Diaspora remittances have fallen five months consecutively since March dropping to $310.5 million (Sh37.49 billion) in August which is the lowest since $309.9 million (Sh37.42 billion) in September last year, according to data from the CBK.

Kenya relies on diaspora remittances, exports, grants and aid, foreign loans and foreign direct investment for its forex supply. Last month, the CBK boss had attempted to explain, without revealing much detail, the cause of the dollar shortage crisis, likening it to the Goldenberg scandal. The scandal saw Kenya lose billions of shillings after it subsidised gold exports in a bid to increase forex earnings, but which instead saw individuals smuggle gold into the country to earn the higher export price. 

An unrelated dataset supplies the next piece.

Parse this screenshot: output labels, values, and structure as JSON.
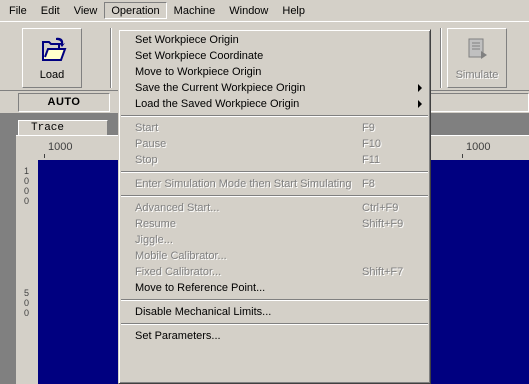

“There are people who wanted to [take us back to the Goldenberg era] ... I don’t want to get into the details because they’ll ask me where the proof is. I don’t have the proof,” Dr Njoroge told newly elected MPs during their induction. In 2012, Prof Ndung’u, then the CBK governor, survived ouster thanks to last minute amendments to a report of the parliamentary select committee on decline of the Kenyan shilling against foreign currencies. 

The recommendation for the ouster of Prof Ndung’u, who served between March 2007 to March 2015, was expunged by MPs as they approved the report by the committee chaired by then Wajir West MP Adan Keynan, which reprimanded commercial banks and set the stage for changes to how CBK is managed.

A decade later, Prof Ndung’u will be expected to address a similar headache of a weak currency that is increasing Kenya’s debt burden without extra borrowing, should his nomination be approved by Parliament.